Where decimation by 3 was a single-step process of simply discarding time samples, interpolation by 3 is a two-step process of zero-valued sample insertion followed by lowpass filtering.

• The phrase digital signal has two different meanings:

– Definition #1: An analog voltage signal that alternates between two distinct voltage values (see Figure 4-1).

– Definition #2: A sequence of discrete, individual, numbers (see Figure 4-5.)

We use definition #2 in this book.

• Digital signals, discrete sequences of numbers, can be stored in the memory of a computer.

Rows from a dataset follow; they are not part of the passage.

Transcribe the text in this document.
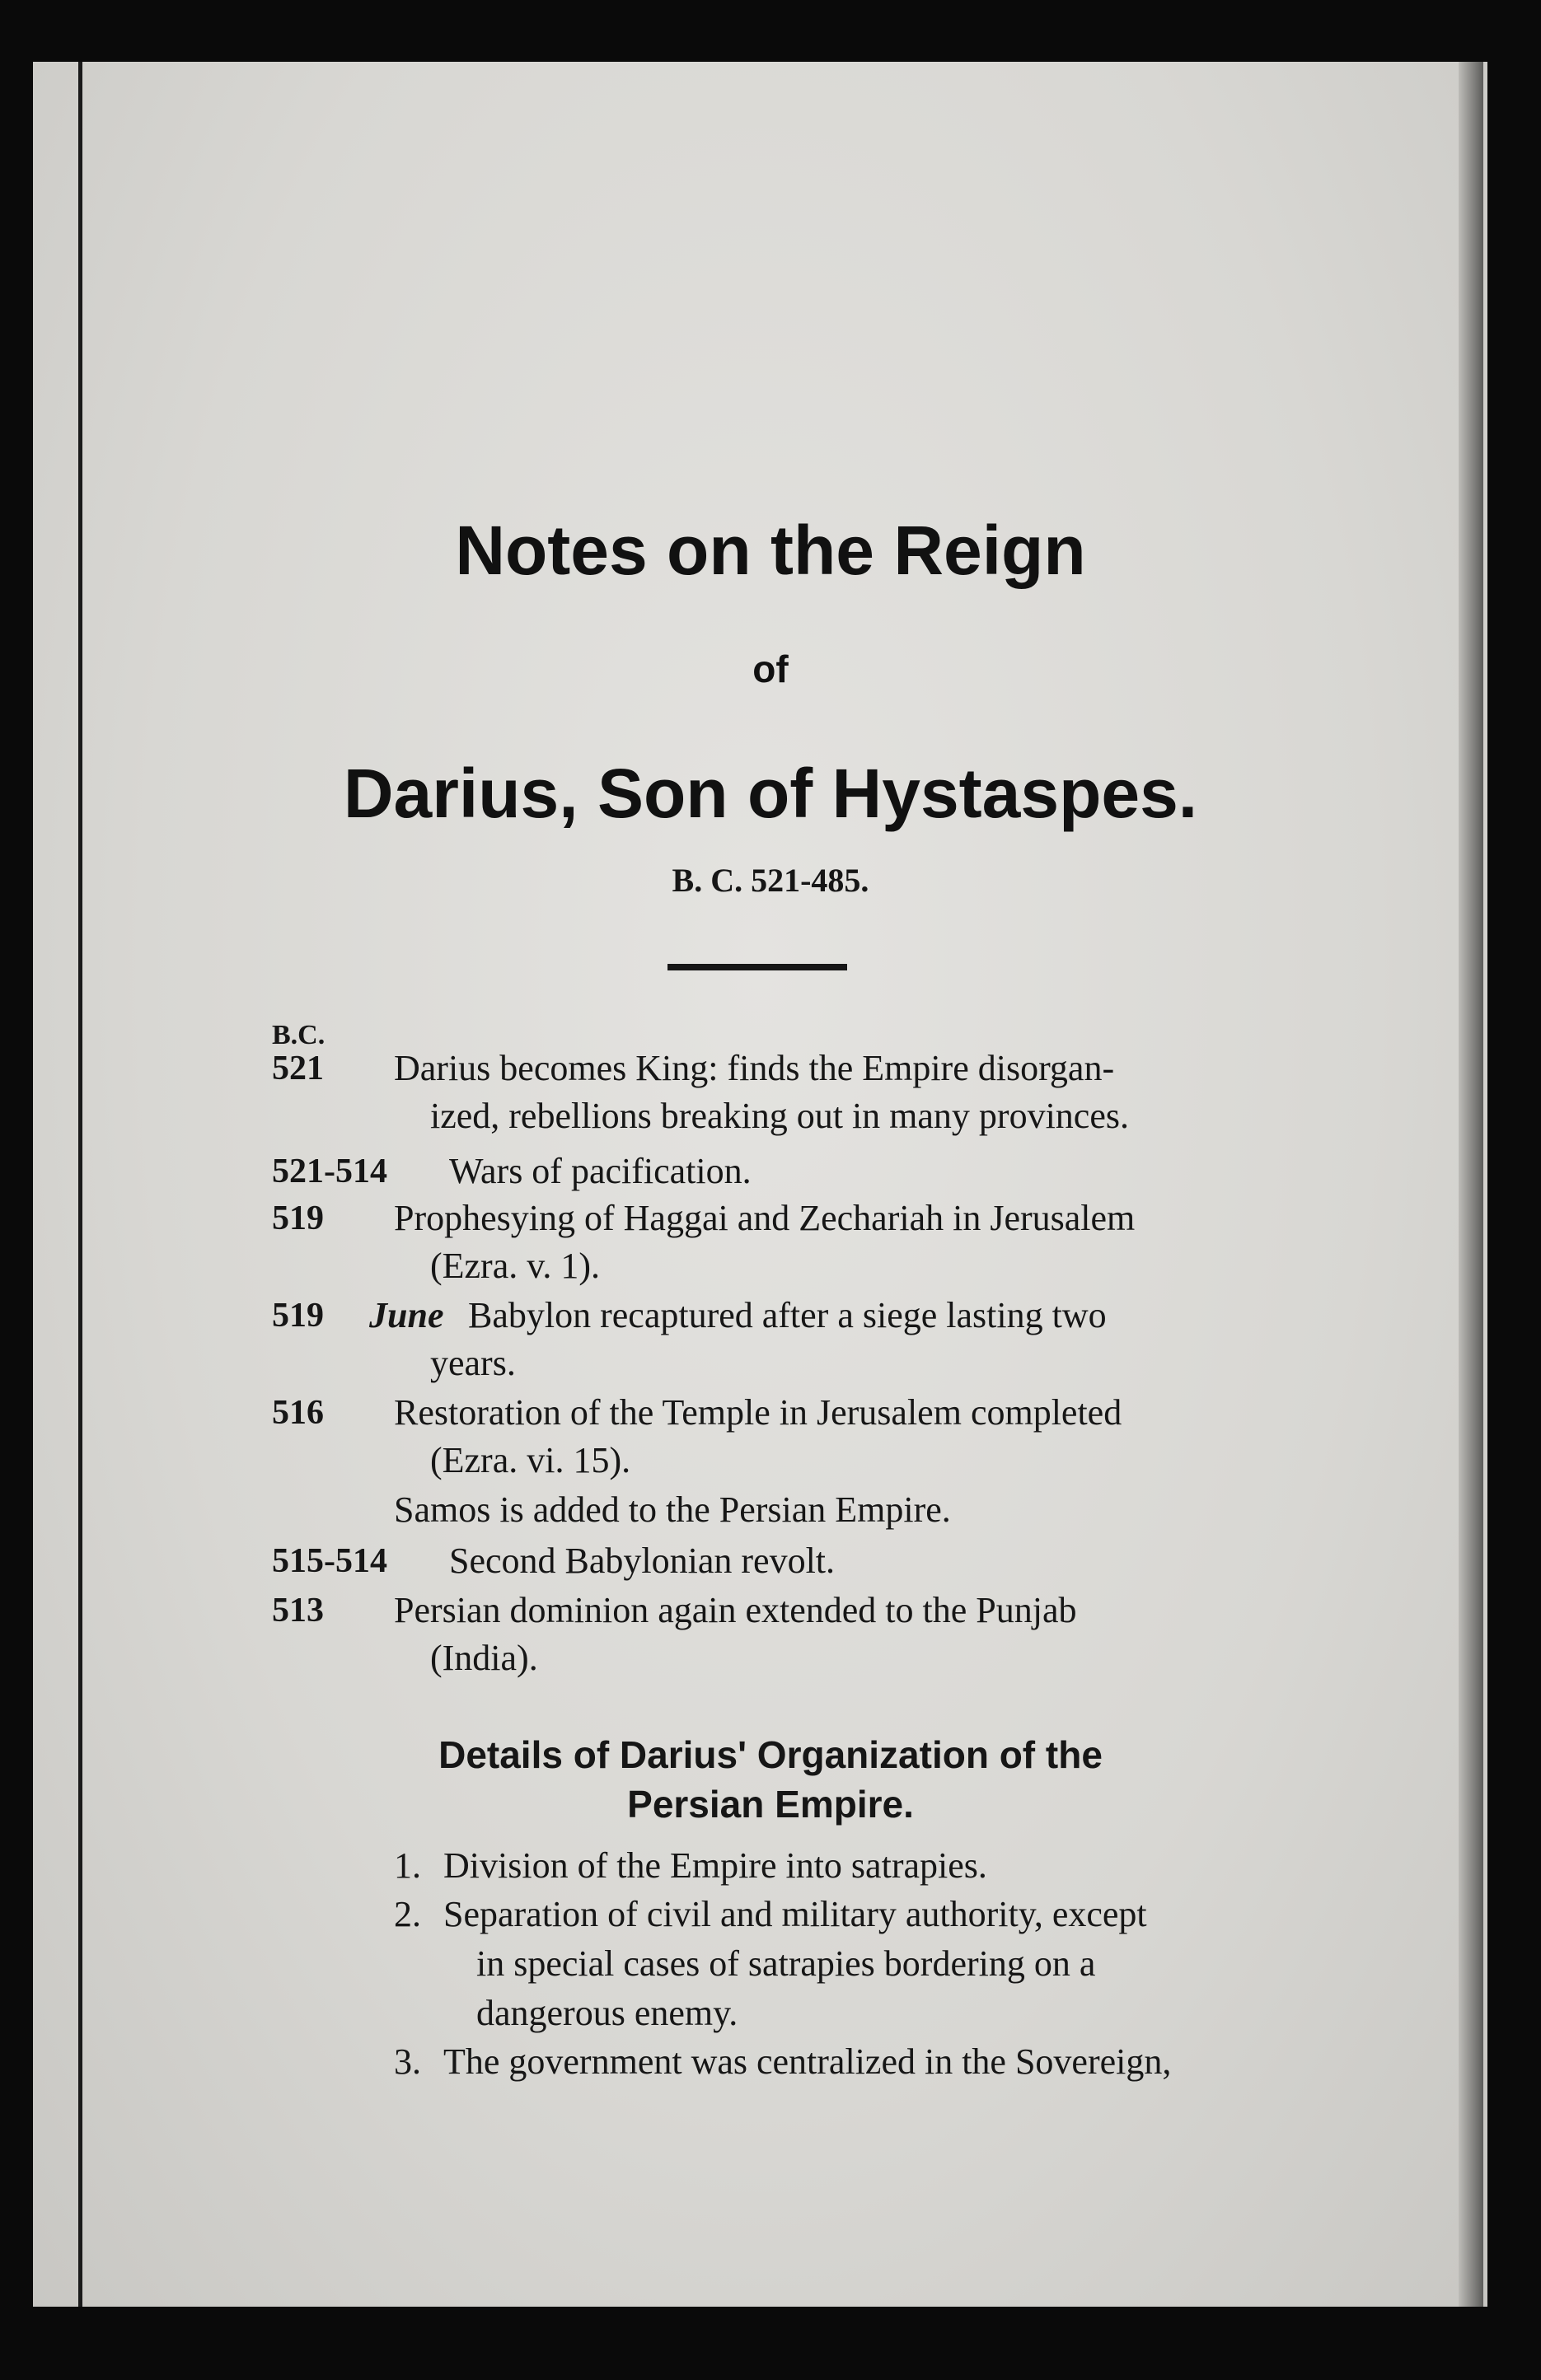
Notes on the Reign
of
Darius, Son of Hystaspes.
B. C. 521-485.
B.C.
521 Darius becomes King: finds the Empire disorgan-
ized, rebellions breaking out in many provinces.
521-514 Wars of pacification.
519 Prophesying of Haggai and Zechariah in Jerusalem
(Ezra. v. 1).
519 June Babylon recaptured after a siege lasting two
years.
516 Restoration of the Temple in Jerusalem completed
(Ezra. vi. 15).
Samos is added to the Persian Empire.
515-514 Second Babylonian revolt.
513 Persian dominion again extended to the Punjab
(India).
Details of Darius' Organization of the
Persian Empire.
1. Division of the Empire into satrapies.
2. Separation of civil and military authority, except
in special cases of satrapies bordering on a
dangerous enemy.
3. The government was centralized in the Sovereign,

• Digital signals are produced in three ways:

– Observing and collecting meaningful data (see Figure 4-6(a))

– Computer software

– Sampling an analog signal using analog-to-digital converter hardware (see Figure 4-7 and Figure 4-8)

• Digital signals have a sample rate associated with them. The sample rate of a digital signal is the repetition rate of the signal’s samples measured in samples per unit of time. For example, the sample rate for the digital signal in Figure 4-5 is one sample per month. The sample rate for the digital signal in Figure 4-6(a) is one sample per day. The sample rate for the digital signal in Figure 4-9(a) is 11,025 samples per second.

• To ensure that a digital signal sequence accurately represents an analog signal, the sample rate (sampling frequency) of an analog-to-digital converter’s clock signal must be greater than twice the frequency of the highest-frequency spectral content of the analog signal.

• The term decimation refers to the process of decreasing the sample rate of a digital signal. The term interpolation refers to the process of increasing the sample rate of a digital signal.